Public debate on spent fuel from nuclear power plants begins after months of standstill

By Lim Chang-won Posted : July 10, 2020, 14:23 Updated : July 10, 2020, 14:23

[Courtesy of Wolseong's nuclear power plant operator]


SEOUL -- After a standstill for months coupled with opposition by environmental activists, a public committee launched the first round of open debate with hundreds of citizen representatives over how to handle piles of spent nuclear fuel rods, which have been a stringent issue in South Korea due to a U.S. ban on reprocessing to prevent potential proliferation in Northeast Asia.

The committee led by Kim So-young, a professor at the KAIST Graduate School of Science, Technology and Policy, hosted a three-day video teleconference with 510 citizens from 13 regions from July 10. The next meeting on the management, intermediate storage and permanent disposal of spent fuel from South Korea's 24 nuclear power plants will be held on August 1.

The first round of debate came six months after the Nuclear Safety and Security Commission, a state nuclear safety watchdog, approved the construction of seven more interim facilities for the storage of spent fuel in Wolseong, about 300 kilometers (186 miles) southeast of Seoul.

Initially, Korea Hydro & Nuclear Power (KHNP), the state-run operator of nuclear power plants, had sought permission to build 14 modular air-cooled canister storage (MACSTOR) units in Wolseong, but only seven have been built. KHNP has called for a quick solution, saying storage facilities in Wolseong would have no more space to store nuclear waste in March 2022.
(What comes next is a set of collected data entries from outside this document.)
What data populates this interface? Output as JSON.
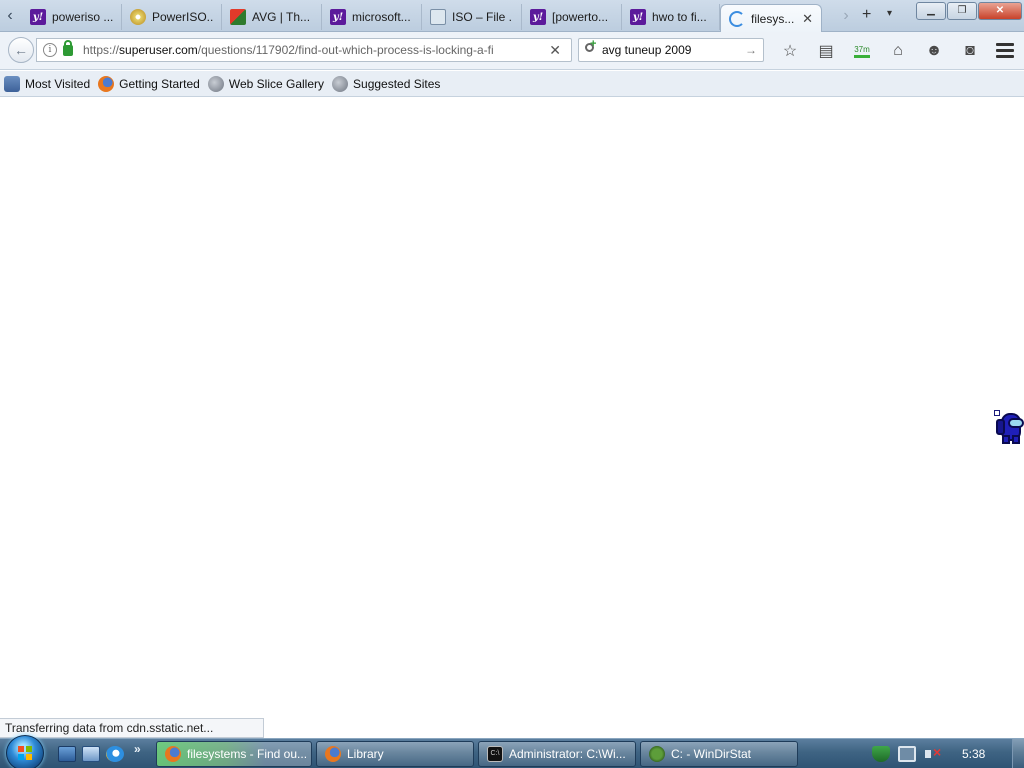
{
  "tabs": [
    {
      "title": "poweriso ...",
      "favicon": "yahoo-icon"
    },
    {
      "title": "PowerISO...",
      "favicon": "cd-icon"
    },
    {
      "title": "AVG | Th...",
      "favicon": "avg-icon"
    },
    {
      "title": "microsoft...",
      "favicon": "yahoo-icon"
    },
    {
      "title": "ISO – File ...",
      "favicon": "document-icon"
    },
    {
      "title": "[powerto...",
      "favicon": "yahoo-icon"
    },
    {
      "title": "hwo to fi...",
      "favicon": "yahoo-icon"
    },
    {
      "title": "filesys...",
      "favicon": "loading-spinner-icon",
      "active": true
    }
  ],
  "tab_icon_text": {
    "yahoo": "y!"
  },
  "navbar": {
    "url_prefix": "https://",
    "url_domain": "superuser.com",
    "url_path": "/questions/117902/find-out-which-process-is-locking-a-fi",
    "search_value": "avg tuneup 2009",
    "memory_indicator": "37m"
  },
  "bookmarks": [
    {
      "label": "Most Visited",
      "icon": "most-visited-icon"
    },
    {
      "label": "Getting Started",
      "icon": "firefox-icon"
    },
    {
      "label": "Web Slice Gallery",
      "icon": "globe-icon"
    },
    {
      "label": "Suggested Sites",
      "icon": "globe-icon"
    }
  ],
  "status_text": "Transferring data from cdn.sstatic.net...",
  "taskbar": {
    "tasks": [
      {
        "label": "filesystems - Find ou...",
        "icon": "firefox-icon",
        "active": true
      },
      {
        "label": "Library",
        "icon": "firefox-icon"
      },
      {
        "label": "Administrator: C:\\Wi...",
        "icon": "cmd-icon"
      },
      {
        "label": "C: - WinDirStat",
        "icon": "windirstat-icon"
      }
    ],
    "clock": "5:38"
  },
  "colors": {
    "tab_strip": "#c4d3e3",
    "taskbar": "#3f6483",
    "active_task_highlight": "#7ee67e",
    "secure_lock": "#2e9a34"
  }
}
In a TV forum in June, Song Jong-soon, a professor of nuclear engineering at Chosun University, said South Korea should establish an intermediate storage system because it takes up to 40 years to establish permanent disposal facilities deep underground. "Experts agree that we cannot increase temporary storage facilities indefinitely."
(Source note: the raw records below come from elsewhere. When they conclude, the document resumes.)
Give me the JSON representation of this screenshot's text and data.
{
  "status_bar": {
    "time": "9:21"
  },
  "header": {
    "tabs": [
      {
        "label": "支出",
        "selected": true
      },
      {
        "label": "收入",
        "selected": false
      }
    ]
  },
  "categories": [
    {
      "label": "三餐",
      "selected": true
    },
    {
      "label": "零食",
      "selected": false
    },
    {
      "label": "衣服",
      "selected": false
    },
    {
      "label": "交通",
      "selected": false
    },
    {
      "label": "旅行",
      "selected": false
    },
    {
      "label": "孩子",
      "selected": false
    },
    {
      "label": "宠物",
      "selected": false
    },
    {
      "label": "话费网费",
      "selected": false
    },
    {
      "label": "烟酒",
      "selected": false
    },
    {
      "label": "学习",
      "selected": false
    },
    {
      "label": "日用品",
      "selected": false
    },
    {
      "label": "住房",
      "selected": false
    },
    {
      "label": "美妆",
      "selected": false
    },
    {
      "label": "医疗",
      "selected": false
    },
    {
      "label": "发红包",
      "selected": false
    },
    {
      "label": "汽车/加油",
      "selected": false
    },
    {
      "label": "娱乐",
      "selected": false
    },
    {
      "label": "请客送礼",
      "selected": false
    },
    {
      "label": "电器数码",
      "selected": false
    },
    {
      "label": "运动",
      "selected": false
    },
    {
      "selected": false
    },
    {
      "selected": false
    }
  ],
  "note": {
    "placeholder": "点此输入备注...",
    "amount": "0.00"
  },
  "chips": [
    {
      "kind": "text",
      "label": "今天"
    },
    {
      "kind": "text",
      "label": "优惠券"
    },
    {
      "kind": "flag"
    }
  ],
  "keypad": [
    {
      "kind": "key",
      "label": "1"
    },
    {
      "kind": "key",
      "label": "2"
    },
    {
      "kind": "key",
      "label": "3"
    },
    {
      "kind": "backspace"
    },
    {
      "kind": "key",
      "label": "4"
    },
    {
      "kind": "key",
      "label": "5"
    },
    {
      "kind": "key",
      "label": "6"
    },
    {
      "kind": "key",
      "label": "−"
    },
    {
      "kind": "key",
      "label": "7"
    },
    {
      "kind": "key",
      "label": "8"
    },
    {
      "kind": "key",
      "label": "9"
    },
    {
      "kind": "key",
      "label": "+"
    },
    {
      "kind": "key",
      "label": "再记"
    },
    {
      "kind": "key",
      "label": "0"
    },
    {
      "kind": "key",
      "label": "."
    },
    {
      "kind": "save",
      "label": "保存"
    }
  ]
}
Environmental groups as well as many citizens in Wolseong and nearby cities have opposed the construction of additional storage facilities.

For technical and political reasons, South Korea has no intermediate storage or permanent disposal facilities, despite a never-ending debate over the reprocessing of nuclear waste. Used nuclear fuel has been kept in interim storage facilities. Spent fuel rods are first kept in storage pools of water, which provide cooling and shielding against radiation. After 7 to 10 years in wet storage, they can be transferred to dry storage such as concrete canisters, MACSTOR units and dry storage containers.

President Moon Jae-in has announced his "nuclear-exit" policy of phasing out nuclear power plants. South Korea, which has almost no reserves of fossil fuels on its territory, has pushed for a nuclear energy program, but Japan's 2011 nuclear meltdown in Fukushima drew unwelcome attention to the use of nuclear energy.

Washington has refused to revise a 2015 accord that effectively restricts reprocessing. U.S. officials have insisted that wider concessions on reprocessing could complicate efforts to denuclearize the Korean peninsula.